From 1924 to 1926, he animated and designed Felix the Cat at Pat Sullivan's studio. He then sought a license from King Features to produce new Krazy Kat cartoons, finding a distributor in Margaret J. Winkler. Nolan directed the series for Winkler Pictures until 1925 to 1927, when a new team led by Ben Harrison and Manny Gould took over. Nolan formed an alliance with Winkler employee Walter Lantz, moving with him and a majority of Winkler's staff to Universal Pictures' animation studio from 1929 until 1935, where he served as director and producer, even briefly voicing Oswald the Lucky Rabbit. Nolan would later leave Lantz to start out Mayfair Productions to produce Skippy cartoons, but only one "The Dog Catcher" was released for United Artists.

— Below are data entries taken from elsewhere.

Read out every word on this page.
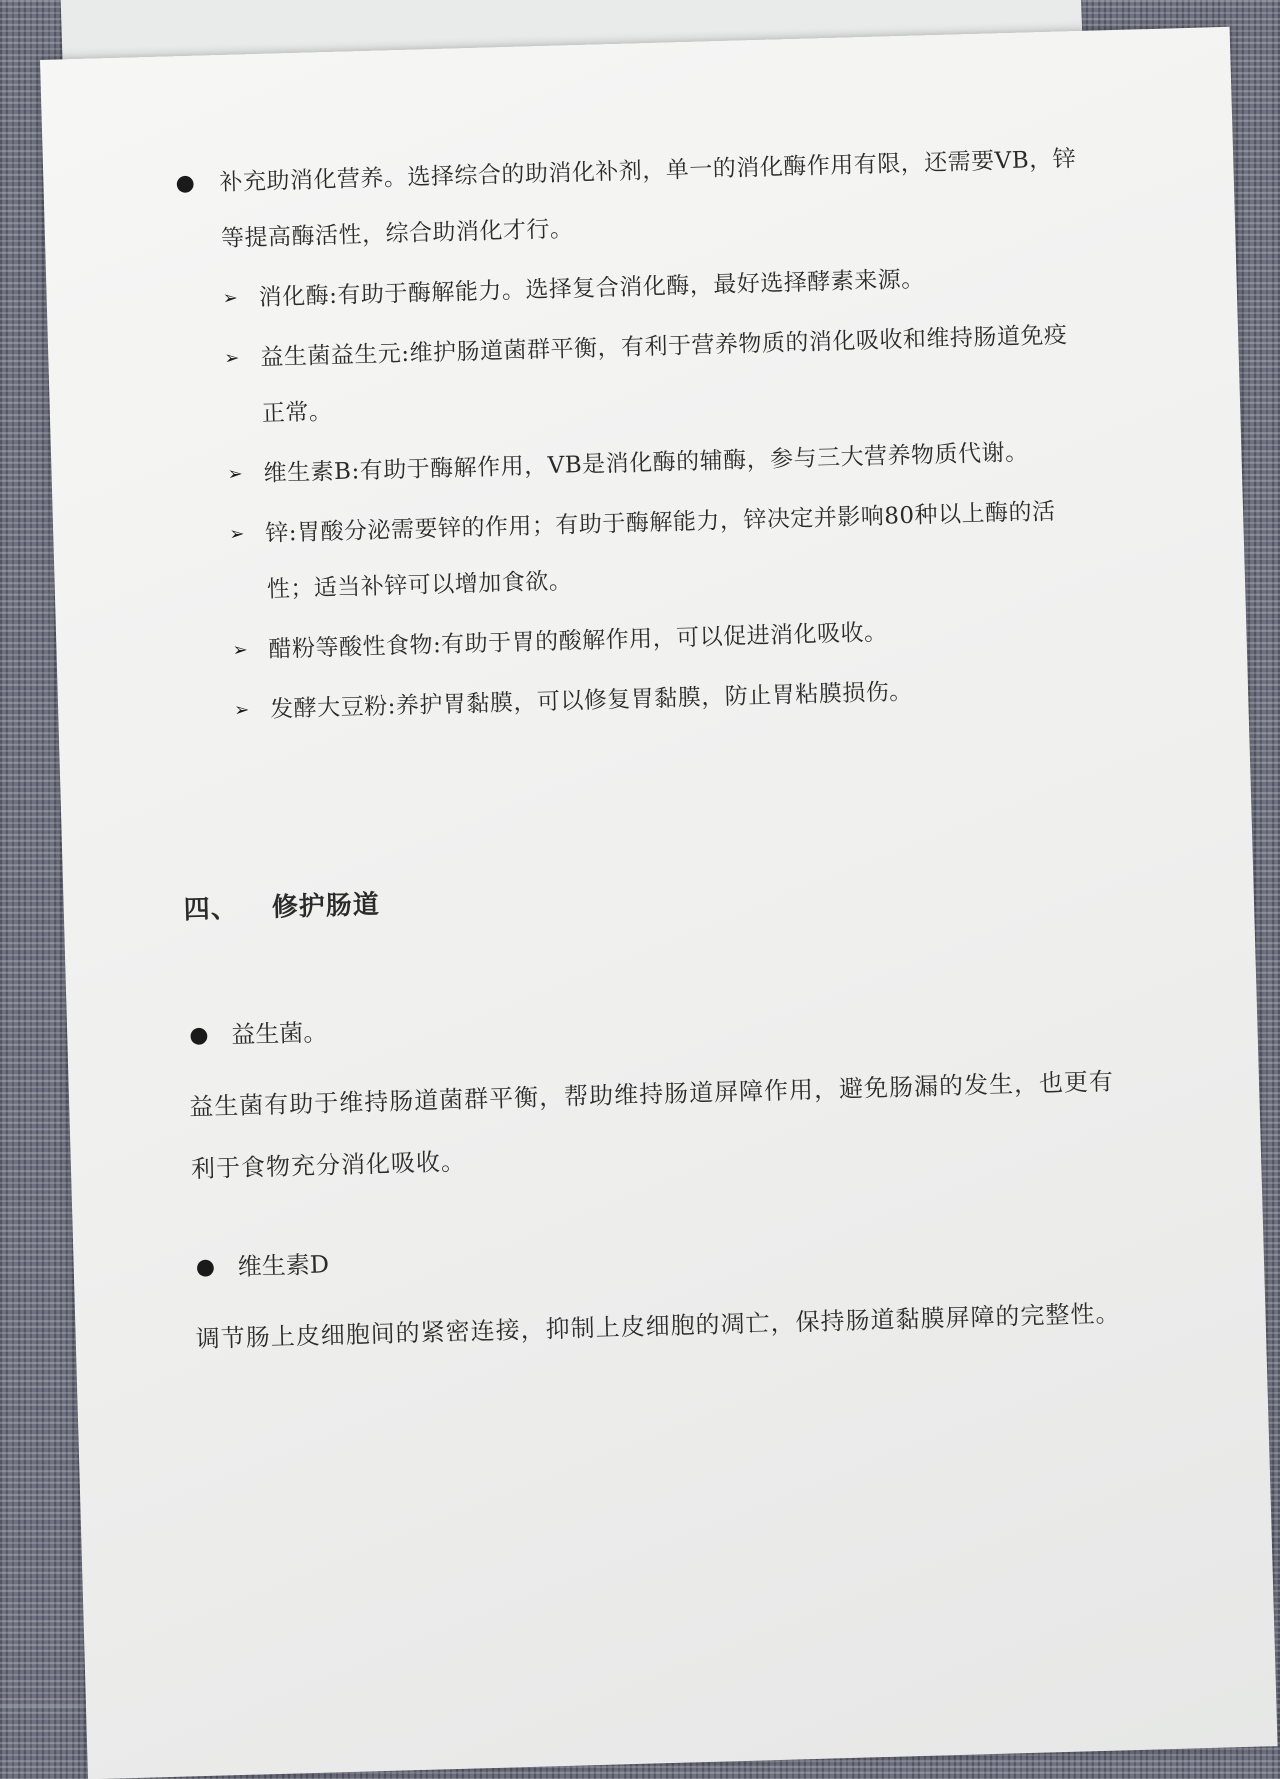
● 补充助消化营养。选择综合的助消化补剂，单一的消化酶作用有限，还需要VB，锌等提高酶活性，综合助消化才行。
➢ 消化酶:有助于酶解能力。选择复合消化酶，最好选择酵素来源。
➢ 益生菌益生元:维护肠道菌群平衡，有利于营养物质的消化吸收和维持肠道免疫正常。
➢ 维生素B:有助于酶解作用，VB是消化酶的辅酶，参与三大营养物质代谢。
➢ 锌:胃酸分泌需要锌的作用；有助于酶解能力，锌决定并影响80种以上酶的活性；适当补锌可以增加食欲。
➢ 醋粉等酸性食物:有助于胃的酸解作用，可以促进消化吸收。
➢ 发酵大豆粉:养护胃黏膜，可以修复胃黏膜，防止胃粘膜损伤。
四、 修护肠道
● 益生菌。
益生菌有助于维持肠道菌群平衡，帮助维持肠道屏障作用，避免肠漏的发生，也更有利于食物充分消化吸收。
● 维生素D
调节肠上皮细胞间的紧密连接，抑制上皮细胞的凋亡，保持肠道黏膜屏障的完整性。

Nolan also worked at MGM on The Captain and the Kids series based on the comic strip The Katzenjammer Kids. He then worked with Fleischer Studios where he worked on Popeye and Gulliver's Travels. During World War II, Nolan was in the Navy drawing technical manuals with Timm Aircraft. In 1949, after the war, he formed Willam-Nicholas Productions with Nick Nicholas. He moved his company in 1954 in Madison, Wisconsin, where he died in December.